Durham, NC (PRWEB) December 09, 2013
Generating new cardiac muscle from human embryonic stem cells (hESCs) and/or induced pluripotent stem cells (iPSC) could fulfill the demand for therapeutic applications and drug testing. The production of a similar population of these cells remains a major limitation, but in a study just published in STEM CELLS Translational Medicine, researchers now believe they have found a way to do this.
By combining small molecules and growth factors, the international research team led by investigators at the Cardiovascular Research Center at Icahn School of Medicine at Mount Sinai developed a two-step system that caused stem cells to differentiate into ventricular heart muscle cells from hESCs and iPSCs. The process resulted in high efficiency and reproducibility, in a manner that mimicked the developmental steps of normal cardiovascular development.

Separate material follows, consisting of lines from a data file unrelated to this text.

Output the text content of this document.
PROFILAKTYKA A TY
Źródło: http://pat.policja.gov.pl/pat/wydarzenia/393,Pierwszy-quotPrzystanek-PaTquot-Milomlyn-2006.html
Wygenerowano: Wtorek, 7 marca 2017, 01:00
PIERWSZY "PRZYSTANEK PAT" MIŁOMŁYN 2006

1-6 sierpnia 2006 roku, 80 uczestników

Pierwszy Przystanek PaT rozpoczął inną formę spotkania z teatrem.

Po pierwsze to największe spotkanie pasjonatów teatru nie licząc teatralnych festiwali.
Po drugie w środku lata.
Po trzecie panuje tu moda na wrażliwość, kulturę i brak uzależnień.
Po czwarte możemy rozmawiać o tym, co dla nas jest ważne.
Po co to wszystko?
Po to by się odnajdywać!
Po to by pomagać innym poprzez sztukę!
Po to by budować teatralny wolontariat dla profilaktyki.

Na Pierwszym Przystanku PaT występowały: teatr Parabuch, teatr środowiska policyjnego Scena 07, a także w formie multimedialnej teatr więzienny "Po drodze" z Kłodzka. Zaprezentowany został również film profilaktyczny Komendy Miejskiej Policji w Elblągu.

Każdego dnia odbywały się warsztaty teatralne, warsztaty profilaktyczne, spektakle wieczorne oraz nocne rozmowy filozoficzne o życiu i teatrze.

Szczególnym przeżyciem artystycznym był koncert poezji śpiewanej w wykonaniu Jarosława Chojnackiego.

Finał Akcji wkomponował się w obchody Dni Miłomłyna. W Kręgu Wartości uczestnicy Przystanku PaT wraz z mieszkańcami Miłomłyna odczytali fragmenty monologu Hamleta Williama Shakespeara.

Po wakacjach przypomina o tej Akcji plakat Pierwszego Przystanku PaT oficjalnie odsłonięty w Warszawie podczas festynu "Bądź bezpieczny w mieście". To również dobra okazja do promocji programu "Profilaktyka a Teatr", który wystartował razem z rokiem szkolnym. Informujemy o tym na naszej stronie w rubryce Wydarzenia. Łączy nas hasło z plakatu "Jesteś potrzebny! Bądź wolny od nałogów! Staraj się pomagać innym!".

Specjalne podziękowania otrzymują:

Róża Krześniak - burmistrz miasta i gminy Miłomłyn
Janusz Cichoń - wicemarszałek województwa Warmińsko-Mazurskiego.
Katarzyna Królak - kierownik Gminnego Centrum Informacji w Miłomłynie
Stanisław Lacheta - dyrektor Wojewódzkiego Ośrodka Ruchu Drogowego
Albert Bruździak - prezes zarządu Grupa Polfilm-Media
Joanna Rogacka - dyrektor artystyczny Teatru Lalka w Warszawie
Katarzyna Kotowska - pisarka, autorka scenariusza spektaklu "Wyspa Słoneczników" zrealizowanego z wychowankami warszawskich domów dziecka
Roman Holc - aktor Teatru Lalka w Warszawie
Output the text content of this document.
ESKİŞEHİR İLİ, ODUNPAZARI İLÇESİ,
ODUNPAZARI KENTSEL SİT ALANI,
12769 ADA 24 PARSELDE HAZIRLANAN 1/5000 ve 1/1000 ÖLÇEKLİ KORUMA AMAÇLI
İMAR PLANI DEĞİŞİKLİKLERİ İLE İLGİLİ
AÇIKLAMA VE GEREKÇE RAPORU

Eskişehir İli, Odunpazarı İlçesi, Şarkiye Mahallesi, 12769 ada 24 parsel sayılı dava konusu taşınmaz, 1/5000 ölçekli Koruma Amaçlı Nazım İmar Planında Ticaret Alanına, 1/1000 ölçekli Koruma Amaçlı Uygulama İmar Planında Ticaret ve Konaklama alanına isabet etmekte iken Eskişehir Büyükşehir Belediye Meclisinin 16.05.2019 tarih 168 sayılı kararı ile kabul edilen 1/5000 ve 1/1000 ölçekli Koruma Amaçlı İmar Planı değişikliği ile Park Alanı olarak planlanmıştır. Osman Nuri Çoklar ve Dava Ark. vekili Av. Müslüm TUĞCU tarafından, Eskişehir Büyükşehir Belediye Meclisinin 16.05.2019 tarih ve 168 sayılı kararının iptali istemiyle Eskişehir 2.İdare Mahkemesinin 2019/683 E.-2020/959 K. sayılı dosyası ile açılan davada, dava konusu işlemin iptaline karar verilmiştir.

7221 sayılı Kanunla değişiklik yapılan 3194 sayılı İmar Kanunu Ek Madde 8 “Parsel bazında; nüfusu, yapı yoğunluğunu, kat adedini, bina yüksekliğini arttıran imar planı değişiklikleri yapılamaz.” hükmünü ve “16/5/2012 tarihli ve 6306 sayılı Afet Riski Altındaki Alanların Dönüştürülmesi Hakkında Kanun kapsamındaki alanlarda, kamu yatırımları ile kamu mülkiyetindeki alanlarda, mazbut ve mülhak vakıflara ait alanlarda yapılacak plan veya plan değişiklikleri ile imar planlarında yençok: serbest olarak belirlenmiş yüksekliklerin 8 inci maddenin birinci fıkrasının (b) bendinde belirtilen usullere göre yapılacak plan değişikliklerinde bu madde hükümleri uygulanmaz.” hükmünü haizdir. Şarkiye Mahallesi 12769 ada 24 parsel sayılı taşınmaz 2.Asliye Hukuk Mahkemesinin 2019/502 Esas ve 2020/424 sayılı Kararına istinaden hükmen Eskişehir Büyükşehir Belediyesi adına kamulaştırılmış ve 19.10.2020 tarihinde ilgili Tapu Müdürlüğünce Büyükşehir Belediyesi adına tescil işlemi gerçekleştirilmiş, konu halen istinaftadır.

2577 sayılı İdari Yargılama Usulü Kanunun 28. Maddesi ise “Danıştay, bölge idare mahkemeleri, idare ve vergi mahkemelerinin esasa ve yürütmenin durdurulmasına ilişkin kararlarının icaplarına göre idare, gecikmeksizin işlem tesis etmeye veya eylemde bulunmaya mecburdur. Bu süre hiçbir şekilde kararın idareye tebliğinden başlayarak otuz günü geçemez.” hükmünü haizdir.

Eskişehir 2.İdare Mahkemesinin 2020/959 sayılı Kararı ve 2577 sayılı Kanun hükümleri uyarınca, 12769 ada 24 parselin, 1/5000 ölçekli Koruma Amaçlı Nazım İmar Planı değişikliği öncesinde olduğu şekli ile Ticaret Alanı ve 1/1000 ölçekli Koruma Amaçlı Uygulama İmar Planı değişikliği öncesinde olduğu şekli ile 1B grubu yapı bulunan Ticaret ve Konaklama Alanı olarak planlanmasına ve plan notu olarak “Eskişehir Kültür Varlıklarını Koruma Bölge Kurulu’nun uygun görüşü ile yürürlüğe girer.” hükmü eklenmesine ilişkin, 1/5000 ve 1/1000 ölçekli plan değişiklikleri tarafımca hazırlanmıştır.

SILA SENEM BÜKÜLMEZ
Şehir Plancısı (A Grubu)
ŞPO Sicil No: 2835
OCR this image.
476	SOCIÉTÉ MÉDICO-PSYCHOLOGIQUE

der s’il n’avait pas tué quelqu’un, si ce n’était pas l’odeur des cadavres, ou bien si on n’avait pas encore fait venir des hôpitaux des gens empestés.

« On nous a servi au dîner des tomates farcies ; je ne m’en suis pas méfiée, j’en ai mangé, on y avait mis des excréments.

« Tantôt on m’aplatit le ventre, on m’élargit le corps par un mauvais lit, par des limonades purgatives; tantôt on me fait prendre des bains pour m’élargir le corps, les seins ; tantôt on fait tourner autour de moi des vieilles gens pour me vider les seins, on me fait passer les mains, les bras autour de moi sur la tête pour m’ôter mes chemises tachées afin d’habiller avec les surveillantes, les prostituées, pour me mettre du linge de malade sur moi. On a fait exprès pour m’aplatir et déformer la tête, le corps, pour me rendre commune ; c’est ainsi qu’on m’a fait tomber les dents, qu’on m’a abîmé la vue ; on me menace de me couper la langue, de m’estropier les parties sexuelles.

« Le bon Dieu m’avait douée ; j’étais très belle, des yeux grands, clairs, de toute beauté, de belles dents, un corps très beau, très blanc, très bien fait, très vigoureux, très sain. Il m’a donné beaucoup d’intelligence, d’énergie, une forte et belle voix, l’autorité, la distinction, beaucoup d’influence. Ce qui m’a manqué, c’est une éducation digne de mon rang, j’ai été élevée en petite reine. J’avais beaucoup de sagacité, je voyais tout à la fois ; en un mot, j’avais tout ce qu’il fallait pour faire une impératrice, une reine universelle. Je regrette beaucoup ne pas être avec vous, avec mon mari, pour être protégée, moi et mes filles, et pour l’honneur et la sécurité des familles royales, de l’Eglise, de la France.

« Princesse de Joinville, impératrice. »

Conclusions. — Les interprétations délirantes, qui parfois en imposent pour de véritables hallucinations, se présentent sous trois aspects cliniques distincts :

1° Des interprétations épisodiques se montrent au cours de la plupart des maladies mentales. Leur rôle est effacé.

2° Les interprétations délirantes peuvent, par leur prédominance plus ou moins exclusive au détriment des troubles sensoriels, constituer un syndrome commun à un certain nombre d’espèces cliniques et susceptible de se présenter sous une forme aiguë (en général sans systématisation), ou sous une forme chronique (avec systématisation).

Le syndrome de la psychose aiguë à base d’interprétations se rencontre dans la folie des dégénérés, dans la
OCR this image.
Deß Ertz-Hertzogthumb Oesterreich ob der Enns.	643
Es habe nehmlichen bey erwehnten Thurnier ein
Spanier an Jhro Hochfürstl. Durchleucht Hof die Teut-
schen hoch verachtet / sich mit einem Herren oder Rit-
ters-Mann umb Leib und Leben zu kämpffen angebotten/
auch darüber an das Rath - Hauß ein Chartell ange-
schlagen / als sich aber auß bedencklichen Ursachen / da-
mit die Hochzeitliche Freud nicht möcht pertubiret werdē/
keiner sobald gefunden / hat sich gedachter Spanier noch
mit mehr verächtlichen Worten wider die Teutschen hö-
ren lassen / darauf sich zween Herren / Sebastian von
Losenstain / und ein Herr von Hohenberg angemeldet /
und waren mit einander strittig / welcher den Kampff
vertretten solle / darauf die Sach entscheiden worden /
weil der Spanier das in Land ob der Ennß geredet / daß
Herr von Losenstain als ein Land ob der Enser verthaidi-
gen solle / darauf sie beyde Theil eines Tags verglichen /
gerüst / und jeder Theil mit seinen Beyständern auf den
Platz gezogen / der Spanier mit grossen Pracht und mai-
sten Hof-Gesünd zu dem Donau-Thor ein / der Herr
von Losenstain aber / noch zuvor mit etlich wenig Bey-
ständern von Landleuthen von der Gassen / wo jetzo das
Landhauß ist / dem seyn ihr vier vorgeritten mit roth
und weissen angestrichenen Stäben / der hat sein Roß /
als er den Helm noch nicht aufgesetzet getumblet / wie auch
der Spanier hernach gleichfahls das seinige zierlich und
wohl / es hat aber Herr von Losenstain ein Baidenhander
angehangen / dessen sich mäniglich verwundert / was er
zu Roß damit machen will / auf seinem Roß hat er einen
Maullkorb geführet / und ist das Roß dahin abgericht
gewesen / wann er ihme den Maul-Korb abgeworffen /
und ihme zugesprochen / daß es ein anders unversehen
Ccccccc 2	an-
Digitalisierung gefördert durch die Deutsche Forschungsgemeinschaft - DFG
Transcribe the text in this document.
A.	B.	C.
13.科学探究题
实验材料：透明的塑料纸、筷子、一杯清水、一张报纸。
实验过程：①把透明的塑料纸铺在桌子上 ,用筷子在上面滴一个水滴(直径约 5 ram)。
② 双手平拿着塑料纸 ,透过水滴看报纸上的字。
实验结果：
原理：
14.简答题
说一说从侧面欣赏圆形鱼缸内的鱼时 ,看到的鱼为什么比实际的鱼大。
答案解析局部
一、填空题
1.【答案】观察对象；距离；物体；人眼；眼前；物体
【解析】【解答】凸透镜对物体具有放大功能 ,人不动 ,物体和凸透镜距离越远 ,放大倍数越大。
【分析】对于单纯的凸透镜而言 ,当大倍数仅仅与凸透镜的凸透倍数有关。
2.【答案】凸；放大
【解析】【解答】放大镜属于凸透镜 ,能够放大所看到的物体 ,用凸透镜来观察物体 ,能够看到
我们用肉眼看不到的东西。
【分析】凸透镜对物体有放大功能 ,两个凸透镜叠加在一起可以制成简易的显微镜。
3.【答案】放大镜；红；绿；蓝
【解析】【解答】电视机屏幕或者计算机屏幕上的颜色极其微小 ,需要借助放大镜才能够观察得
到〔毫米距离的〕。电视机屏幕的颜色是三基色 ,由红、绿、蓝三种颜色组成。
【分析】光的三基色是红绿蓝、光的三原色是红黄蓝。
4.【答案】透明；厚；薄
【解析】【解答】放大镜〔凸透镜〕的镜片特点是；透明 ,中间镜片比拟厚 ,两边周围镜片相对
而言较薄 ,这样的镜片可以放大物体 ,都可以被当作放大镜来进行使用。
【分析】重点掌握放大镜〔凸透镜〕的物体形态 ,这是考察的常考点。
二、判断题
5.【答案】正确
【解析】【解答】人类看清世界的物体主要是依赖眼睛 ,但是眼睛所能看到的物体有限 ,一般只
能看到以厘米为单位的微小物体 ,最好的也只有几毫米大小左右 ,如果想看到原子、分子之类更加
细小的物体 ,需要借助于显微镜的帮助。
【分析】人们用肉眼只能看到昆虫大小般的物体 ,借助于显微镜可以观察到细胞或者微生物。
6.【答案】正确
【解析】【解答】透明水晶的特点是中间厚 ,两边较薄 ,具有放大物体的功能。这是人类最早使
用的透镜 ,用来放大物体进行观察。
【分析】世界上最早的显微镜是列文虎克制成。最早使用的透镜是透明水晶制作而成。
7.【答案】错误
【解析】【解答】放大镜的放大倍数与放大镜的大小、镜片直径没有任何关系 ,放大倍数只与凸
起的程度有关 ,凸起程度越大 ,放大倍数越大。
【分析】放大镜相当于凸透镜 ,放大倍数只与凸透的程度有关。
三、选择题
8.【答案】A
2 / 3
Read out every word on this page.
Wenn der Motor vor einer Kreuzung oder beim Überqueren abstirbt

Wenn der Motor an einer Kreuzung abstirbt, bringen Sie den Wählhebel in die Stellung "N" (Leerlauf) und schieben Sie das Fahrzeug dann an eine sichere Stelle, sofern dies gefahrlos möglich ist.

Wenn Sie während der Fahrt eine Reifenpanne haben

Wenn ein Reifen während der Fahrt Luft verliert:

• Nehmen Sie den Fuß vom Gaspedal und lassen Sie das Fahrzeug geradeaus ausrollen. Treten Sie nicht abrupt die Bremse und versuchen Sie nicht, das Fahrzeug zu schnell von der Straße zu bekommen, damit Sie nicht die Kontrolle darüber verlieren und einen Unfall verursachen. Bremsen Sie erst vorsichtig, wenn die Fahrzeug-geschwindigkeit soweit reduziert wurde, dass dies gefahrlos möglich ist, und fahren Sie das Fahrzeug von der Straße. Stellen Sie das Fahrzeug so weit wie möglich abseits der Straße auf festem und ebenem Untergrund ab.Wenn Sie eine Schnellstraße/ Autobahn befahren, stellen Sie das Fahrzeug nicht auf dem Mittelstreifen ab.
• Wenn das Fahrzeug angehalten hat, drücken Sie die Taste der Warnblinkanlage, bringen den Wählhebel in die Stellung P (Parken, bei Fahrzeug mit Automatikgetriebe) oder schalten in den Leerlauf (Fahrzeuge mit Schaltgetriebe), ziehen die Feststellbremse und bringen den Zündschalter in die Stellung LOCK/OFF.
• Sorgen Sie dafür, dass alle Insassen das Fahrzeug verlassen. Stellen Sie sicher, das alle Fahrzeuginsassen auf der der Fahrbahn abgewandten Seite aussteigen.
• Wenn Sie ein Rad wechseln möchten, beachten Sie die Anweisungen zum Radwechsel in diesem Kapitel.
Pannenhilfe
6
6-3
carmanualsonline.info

“These chemically induced, ventricular-like cardiomyocytes (termed ciVCMs) exhibited the expected cardiac electrophysiological and calcium handling properties as well as the appropriate heart rate responses,” said lead investigator Ioannis Karakikes, Ph.D., of the Stanford University School Of Medicine, Cardiovascular Institute. Other members of the team included scientists from the Icahn School of Medicine at Mount Sinai, New York, and the Stem Cell & Regenerative Medicine Consortium at the University of Hong Kong.
In addition, using an integrated approach involving computational and experimental systems, the researchers demonstrated that using molecules to modulate the Wnt pathway, which passes signals from cell to cell, plays a key role in whether a cell evolves into an atrial or ventricular muscle cell.
“The further clarification of the molecular mechanism(s) that underlie this kind of subtype specification is essential to improving our understanding of cardiovascular development. We may be able to regulate the commitment, proliferation and differentiation of pluripotent stem cells into heart muscle cells and then harness them for therapeutic purposes,” Dr. Karakikes said.
"Most cases of heart failure are related to a deficiency of heart muscle cells in the lower chambers of the heart,” said said Anthony Atala, MD, editor of STEM CELLS Translational Medicine and director of the Wake Forest Institute for Regenerative Medicine. “An efficient, cost-effective and reproducible system for generating ventricular cardiomyocytes would be a valuable resource for cell therapies as well as drug screening.”
The full article, “Small Molecule-Mediated Directed Differentiation of Human Embryonic Stem Cells Toward Ventricular Cardiomyocytes,” can be accessed at http://www.stemcellstm.com.
About STEM CELLS Translational Medicine: STEM CELLS TRANSLATIONAL MEDICINE (SCTM), published by AlphaMed Press, is a monthly peer-reviewed publication dedicated to significantly advancing the clinical utilization of stem cell molecular and cellular biology. By bridging stem cell research and clinical trials, SCTM will help move applications of these critical investigations closer to accepted best practices.
About AlphaMed Press: Established in 1983, AlphaMed Press with offices in Durham, NC, San Francisco, CA, and Belfast, Northern Ireland, publishes two other internationally renowned peer-reviewed journals: STEM CELLS® (http://www.StemCells.com), in its 31th year, is the world's first journal devoted to this fast paced field of research. The Oncologist® (http://www.TheOncologist.com), also a monthly peer-reviewed publication, in its 18th year, is devoted to community and hospital-based oncologists and physicians entrusted with cancer patient care. All three journals are premier periodicals with globally recognized editorial boards dedicated to advancing knowledge and education in their focused disciplines.